AB üyeleri, bahse konu segmentte ABD’ye olan bağımlılıklarını Güney Kore K-239 ve İsrail PULS gibi silahlara yönelerek dengelemeye çalışmaktalar. Ancak yeterli sayılarda tedarik yapmaları ya da endüstrilerini kısa sürede reforme etmeleri imkansıza yakın. Avrupa’nın, düşman derinliğinde yüksek değerli hedefleri vuracak füze yetenekleri kısıtlıdır. Kimi uzmanlar, bu değerlendirmemize şerh koyarken, Fransa, İtalya, Almanya ve Polonya’nın 2024 yılında imzaladığı European Long-Range Strike Approach (ELSA) projesinden söz edebilir. ELSA, 2030 sonrasında, 1000 kilometre üzerinde taarruzi füze yeteneği kazanmayı öngörüyor. Proje, Avrupa füze devi MBDA’ye de büyük bir silah pazarı da açabilir. Ancak burada temel bir sorun var: Birçok Avrupa istihbarat servisi, önümüzdeki birkaç yıl içinde devletler arası savaş riski öngören raporlar yayımlamakta. Danimarka Servisi DDIS’nin Şubat 2025 çalışması, bahse konu raporların son örneklerinden [2]. Oysa, Fransız strateji çevrelerinin önemli isimlerinden, NATO Genel Sekreter Yardımcılığı görevi de yapmış olan Camille Grand, 12 AB üyesi ülkenin envanterlerinde ana muharebe tankı, 14’ününse avcı uçağı olmadığını belirtmekte [3]. Savaşlar, Avrupa Savunma Ajansı raporları ya da Brüksel Eurocratlarının konuşmalarıyla değil, savaş araçlarıyla icra edilir.

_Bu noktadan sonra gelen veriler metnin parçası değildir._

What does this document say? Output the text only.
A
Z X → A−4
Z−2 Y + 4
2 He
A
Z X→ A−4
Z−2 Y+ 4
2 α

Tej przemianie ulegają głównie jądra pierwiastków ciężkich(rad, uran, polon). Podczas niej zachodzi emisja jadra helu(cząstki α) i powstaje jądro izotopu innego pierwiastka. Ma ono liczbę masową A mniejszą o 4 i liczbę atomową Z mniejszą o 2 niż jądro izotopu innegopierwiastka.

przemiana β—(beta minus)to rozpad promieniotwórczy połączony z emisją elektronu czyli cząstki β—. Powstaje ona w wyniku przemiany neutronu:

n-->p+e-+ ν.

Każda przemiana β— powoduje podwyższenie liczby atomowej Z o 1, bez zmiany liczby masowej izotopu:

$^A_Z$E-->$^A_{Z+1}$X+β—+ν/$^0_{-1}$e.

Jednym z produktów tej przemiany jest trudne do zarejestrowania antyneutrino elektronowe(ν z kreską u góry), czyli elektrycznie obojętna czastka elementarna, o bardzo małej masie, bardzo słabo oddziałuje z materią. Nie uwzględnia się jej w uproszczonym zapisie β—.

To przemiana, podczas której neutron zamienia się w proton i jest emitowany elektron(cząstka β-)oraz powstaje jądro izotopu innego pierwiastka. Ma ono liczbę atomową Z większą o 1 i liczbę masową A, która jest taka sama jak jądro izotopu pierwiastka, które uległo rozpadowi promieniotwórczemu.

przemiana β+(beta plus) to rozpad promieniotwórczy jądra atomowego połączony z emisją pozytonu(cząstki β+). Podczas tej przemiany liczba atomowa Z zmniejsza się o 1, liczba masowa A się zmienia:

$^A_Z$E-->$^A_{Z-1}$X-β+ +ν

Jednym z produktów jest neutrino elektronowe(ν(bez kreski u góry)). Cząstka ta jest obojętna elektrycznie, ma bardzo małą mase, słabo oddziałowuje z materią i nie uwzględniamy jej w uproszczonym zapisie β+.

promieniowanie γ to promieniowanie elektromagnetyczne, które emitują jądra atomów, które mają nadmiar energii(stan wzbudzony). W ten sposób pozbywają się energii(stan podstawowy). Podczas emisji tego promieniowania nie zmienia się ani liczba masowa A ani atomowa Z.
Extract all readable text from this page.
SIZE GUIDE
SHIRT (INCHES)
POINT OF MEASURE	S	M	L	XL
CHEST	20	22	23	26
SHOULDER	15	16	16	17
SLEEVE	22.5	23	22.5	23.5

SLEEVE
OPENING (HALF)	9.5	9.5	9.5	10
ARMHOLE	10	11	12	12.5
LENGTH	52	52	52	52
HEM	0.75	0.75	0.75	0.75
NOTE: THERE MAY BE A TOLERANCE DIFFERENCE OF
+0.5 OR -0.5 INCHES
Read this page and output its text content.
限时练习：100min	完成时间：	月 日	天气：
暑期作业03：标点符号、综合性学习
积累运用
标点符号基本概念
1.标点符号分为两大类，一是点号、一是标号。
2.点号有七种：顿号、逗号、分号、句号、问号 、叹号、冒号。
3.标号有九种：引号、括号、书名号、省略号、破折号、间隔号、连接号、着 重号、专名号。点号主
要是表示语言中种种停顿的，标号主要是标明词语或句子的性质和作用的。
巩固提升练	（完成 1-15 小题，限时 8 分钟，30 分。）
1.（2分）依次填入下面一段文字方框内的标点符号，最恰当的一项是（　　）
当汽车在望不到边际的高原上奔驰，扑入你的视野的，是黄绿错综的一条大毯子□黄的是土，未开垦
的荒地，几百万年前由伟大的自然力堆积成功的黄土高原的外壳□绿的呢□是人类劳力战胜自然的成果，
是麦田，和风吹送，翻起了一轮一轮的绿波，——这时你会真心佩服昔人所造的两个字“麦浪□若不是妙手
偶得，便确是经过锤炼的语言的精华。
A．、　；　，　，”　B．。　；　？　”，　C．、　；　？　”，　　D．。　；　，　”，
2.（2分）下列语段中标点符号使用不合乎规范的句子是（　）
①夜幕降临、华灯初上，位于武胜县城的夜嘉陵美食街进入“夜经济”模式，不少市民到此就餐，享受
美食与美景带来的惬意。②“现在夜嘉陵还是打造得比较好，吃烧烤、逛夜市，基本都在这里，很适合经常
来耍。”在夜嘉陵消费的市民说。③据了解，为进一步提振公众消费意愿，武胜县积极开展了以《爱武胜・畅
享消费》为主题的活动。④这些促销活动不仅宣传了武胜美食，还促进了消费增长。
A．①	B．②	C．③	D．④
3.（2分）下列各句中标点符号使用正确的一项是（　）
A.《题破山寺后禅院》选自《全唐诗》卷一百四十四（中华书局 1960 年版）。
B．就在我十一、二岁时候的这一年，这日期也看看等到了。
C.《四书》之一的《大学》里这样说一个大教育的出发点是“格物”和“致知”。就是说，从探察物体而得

Yine Rusya-Ukrayna Savaşı’nın gösterdiği bir diğer kritik alan olan topçu mühimmatı üretimi konusunda Avrupa Birliği üyelerinin toplamının, Rusya’nın gerisinde olduğunu vurgulamakta yarar var. Sadece Kuzey Kore’nin Rusya’ya olan topçu mühimmatı desteği, tüm Avrupa Birliği'nden daha fazla, daha hızlı ve daha etkin.

Bir diğer kritik segment de 5'inci nesil taktik havacılık kabiliyeti. Halihazırda AB üyesi ülkelerin F-35’in yerine koyabilecekleri bir 5'inci nesil taktik askeri platformu yok. 4'üncü ve 4.5 nesil uçaklarla yürütülecek bir hava harekatı düşük görünürlük (stealth) kapasitesinden ve gelişmiş sensör füzyonunu geniş data işleme yetenekleriyle birleştirmekten mahrum kalacaktır. Bahse konu eksiklikler, özellikle yoğun hava savunma sistemlerinin olduğu ve düşmanın 4 ve 4.5 nesil platformlarla uçtuğu, bir yandan da yoğun elektronik harp baskısı uyguladığı hava sahalarını çok tehlikeli hale getirir.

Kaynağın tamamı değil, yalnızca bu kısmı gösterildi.